Qantas has return fares to Bundaberg from Sydney (from $491) and Melbourne (from $520), including tax. Fly to Brisbane (2hr 10min from Melbourne and 1hr 30min from Sydney), then to Bundaberg (about 1hr); see qantas.com.

Staying there

Kacy's Bargara Beach Motel is 20 minutes' drive from Bundaberg and about 10 minutes from the turtle nesting grounds at Mon Repos. There are a range of rooms, suites and apartments, from $99 a night; bargaramotel.com.au. For other options, see queenslandholidays.com.au.

Eating there

Indulge Cafe, at 80 Bourbong Street, Bundaberg, does excellent coffee and home-made meals and snacks.

Kacy's Restaurant at Kacy's Bargara Beach Motel serves modern Australian cuisine with an emphasis on fresh seafood.

While there

The Mon Repos Nightly Turtle Experience is a short drive from Bundaberg and Bargara beach. Bookings are essential for tickets, costing $10.20 adults, $5.40 children (ages five-17), book online at bookbundabergregion .com.au. Family tickets are $24.30 and can be bought by phone only on 1800 308 888. More information, see derm.qld.gov.au/parks. Turtles lay their eggs here in November-February and hatch in January-March.

The Bundaberg Region visitor centre is at 217 Bourbong Street, Bundaberg.

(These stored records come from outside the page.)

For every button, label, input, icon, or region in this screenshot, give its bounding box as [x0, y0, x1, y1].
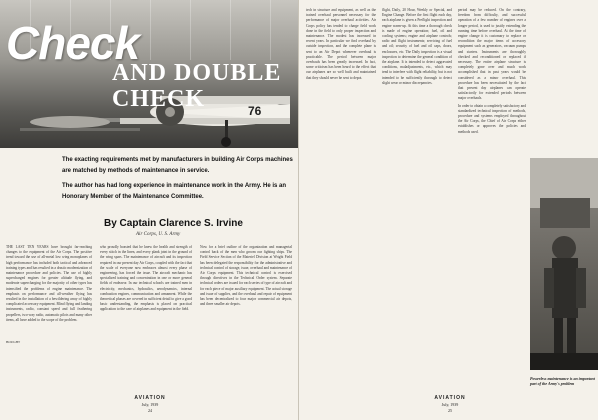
column-4 — [306, 8, 376, 390]
footer-date-left: July, 1939 — [141, 402, 159, 407]
column-6 — [458, 8, 526, 390]
page-gutter — [298, 0, 299, 420]
footer-magazine-left: AVIATION — [134, 395, 166, 401]
author-rank: Air Corps, U. S. Army — [136, 232, 181, 237]
subtitle-block — [62, 155, 294, 207]
column-5-text: flight, Daily, 20 Hour, Weekly or Special, and Engine Change. Before the first flight each day, each airplane is given a Preflight inspection and engine warm-up. At this time a thorough check is made of engine operation; fuel, oil and cooling systems; engine and airplane controls; radio and flight instruments; servicing of fuel and oil; security of fuel and oil caps, doors, enclosures, etc. The Daily inspection is a visual inspection to determine the general condition of the airplane. It is intended to detect aggravated conditions, maladjustments, etc., which may tend to interfere with flight reliability, but is not intended to be sufficiently thorough to detect slight wear or minor discrepancies. — [382, 8, 452, 85]
subtitle-1: The exacting requirements met by manufacturers in building Air Corps machines are matched by methods of maintenance in service. — [62, 157, 293, 174]
column-5 — [382, 8, 452, 390]
column-3-text: Now for a brief outline of the organization and managerial control back of the men who groom our fighting ships. The Field Service Section of the Materiel Division at Wright Field has been delegated the responsibility for the administrative and technical control of storage, issue, overhaul and maintenance of Air Corps equipment. This technical control is exercised through directives in the Technical Order system. Separate technical orders are issued for each series of type of aircraft and for each piece of major auxiliary equipment. The actual storage and issue of supplies, and the overhaul and repair of equipment has been decentralized to four major commercial air depots, and three smaller air depots. — [200, 245, 292, 307]
column-4-text: tech in structure and equipment, as well as the trained overhaul personnel necessary for the performance of major overhaul activities. Air Corps policy has tended to charge field work done in the field to only proper inspection and maintenance. The modest has increased in recent years. In particular we find overhaul by outside inspection, and the complete plane is sent to an Air Depot whenever overhaul is practicable. The period between major overhauls has been greatly increased. In fact, some criticism has been heard to the effect that our airplanes are so well built and maintained that they should never be sent to depot. — [306, 8, 376, 80]
column-2 — [100, 245, 192, 390]
title-script: Check — [6, 17, 140, 69]
column-6-text-b: In order to obtain a completely satisfactory and standardized technical inspection of methods, procedure and systems employed throughout the Air Corps, the Chief of Air Corps either establishes or approves the policies and methods used. — [458, 103, 526, 134]
footer-magazine-right: AVIATION — [434, 395, 466, 401]
footer-date-right: July, 1939 — [441, 402, 459, 407]
column-6-text: period may be reduced. On the contrary, freedom from difficulty, and successful operation of a few number of engines over a longer period, is used to justify extending the running time before overhaul. At the time of engine change it is customary to replace or recondition the major items of accessory equipment such as generators, vacuum pumps and starters. Instruments are thoroughly checked and reconditioned or replaced if necessary. The entire airplane structure is completely gone over and much work accomplished that in past years would be considered as a minor overhaul. This procedure has been necessitated by the fact that present day airplanes can operate satisfactorily for extended periods between major overhauls. — [458, 8, 526, 101]
plane-number: 76 — [248, 104, 262, 118]
column-1-note: BOUGHT — [6, 340, 21, 344]
subtitle-2: The author has had long experience in maintenance work in the Army. He is an Honorary Member of the Maintenance Committee. — [62, 183, 287, 200]
byline: By Captain Clarence S. Irvine — [104, 218, 243, 229]
column-1-text: THE LAST TEN YEARS have brought far-reaching changes to the equipment of the Air Corps. The positive trend toward the use of all-metal low wing monoplanes of high performance has included both tactical and advanced training types and has resulted in a drastic modernization of maintenance procedure and policies. The use of highly supercharged engines for greater altitude flying, and moderate supercharging for the majority of other types has intensified the problems of engine maintenance. The emphasis on performance and all-weather flying has resulted in the installation of a bewildering array of highly complicated accessory equipment. Blind flying and landing instruments, radio, constant speed and full feathering propellers, two-way radio, automatic pilots and many other items, all have added to the scope of the problem. — [6, 245, 92, 322]
page-number-left: 24 — [148, 408, 152, 413]
photo-caption: Powerless maintenance is an important part of the Army's problem — [530, 376, 595, 386]
page-number-right: 25 — [448, 408, 452, 413]
column-2-text: who proudly boasted that he knew the health and strength of every stitch in the linen, and every plank joint in the ground of the wing spars. The maintenance of aircraft and its inspection required in our present day Air Corps, coupled with the fact that the scale of everyone now embraces almost every phase of engineering, has forced the issue. The aircraft mechanic has specialized training and concentration in one or more general fields of endeavor. In our technical schools are trained men in electricity, mechanics, hydraulics, aerodynamics, internal combustion engines, communication and armament. While the theoretical phases are covered in sufficient detail to give a good basic understanding, the emphasis is placed on practical application to the care of airplanes and equipment in the field. — [100, 245, 192, 312]
title-main: AND DOUBLE CHECK — [112, 60, 282, 112]
column-3 — [200, 245, 292, 390]
hangar-photo — [0, 0, 299, 148]
mechanic-photo — [530, 158, 598, 370]
column-1 — [6, 245, 92, 337]
mechanic-illustration — [530, 158, 598, 370]
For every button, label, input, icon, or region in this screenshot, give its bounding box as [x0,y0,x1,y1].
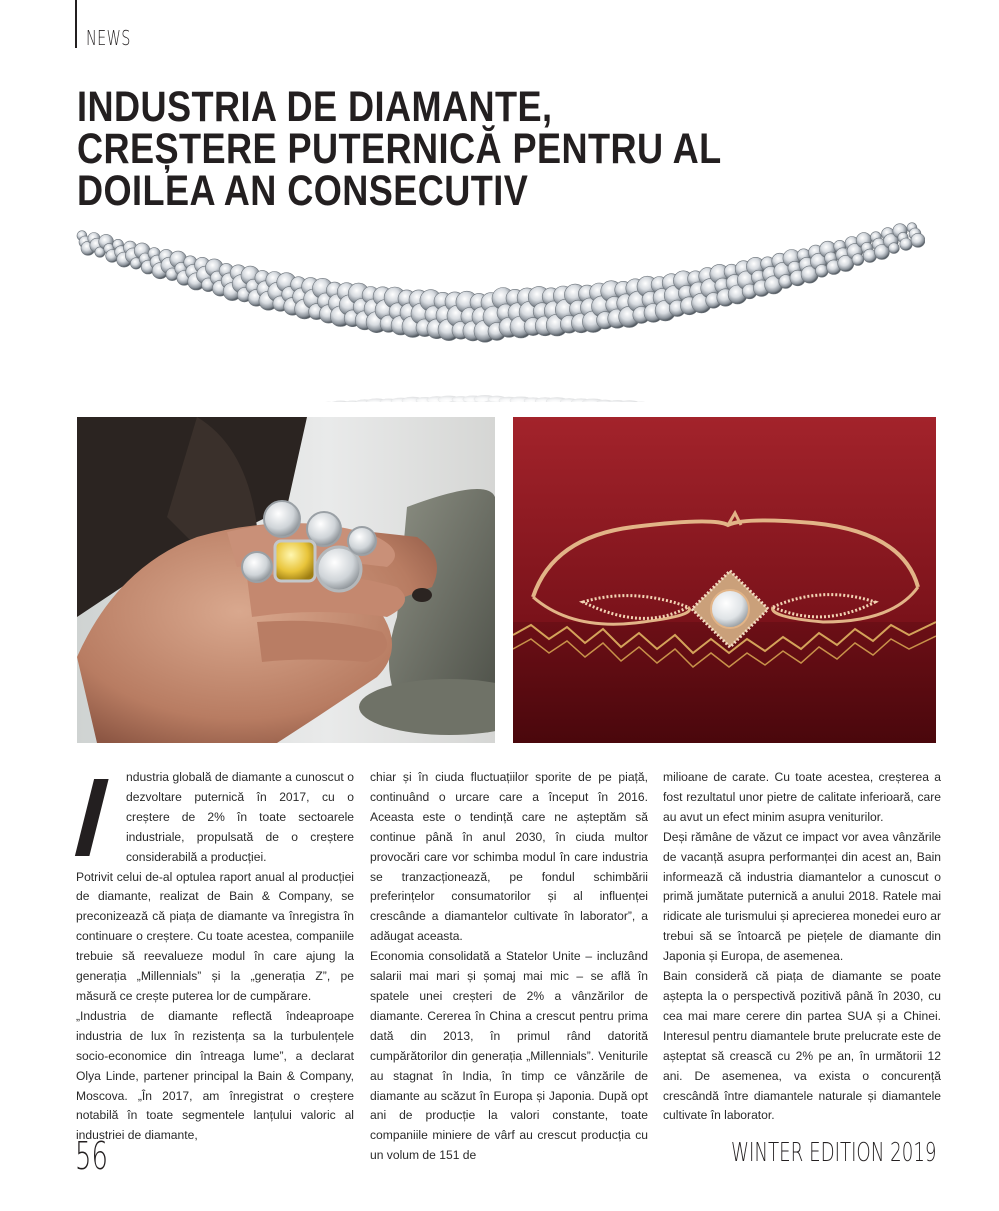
article-column-1 [62,755,354,1146]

Take a one-hour guided tour of the Bundaberg Rum Distillery Bond Store at Avenue Street. Tours run on the hour from 10am-3pm Monday to Friday and from 10am-2pm weekends; tours cost $25 adults, cheaper if booked online. See bundabergrum.com.au.

Visit the Hinkler Hall of Aviation in the botanic gardens complex on Mount Perry Road, on the city's northern outskirts. The gardens span 27 hectares and feature a lake that attracts 114 species of birds. The Hinkler Hall is open daily 9am-4pm. Entry costs $15 adults, $10 children. See hinklerhallofaviation.com.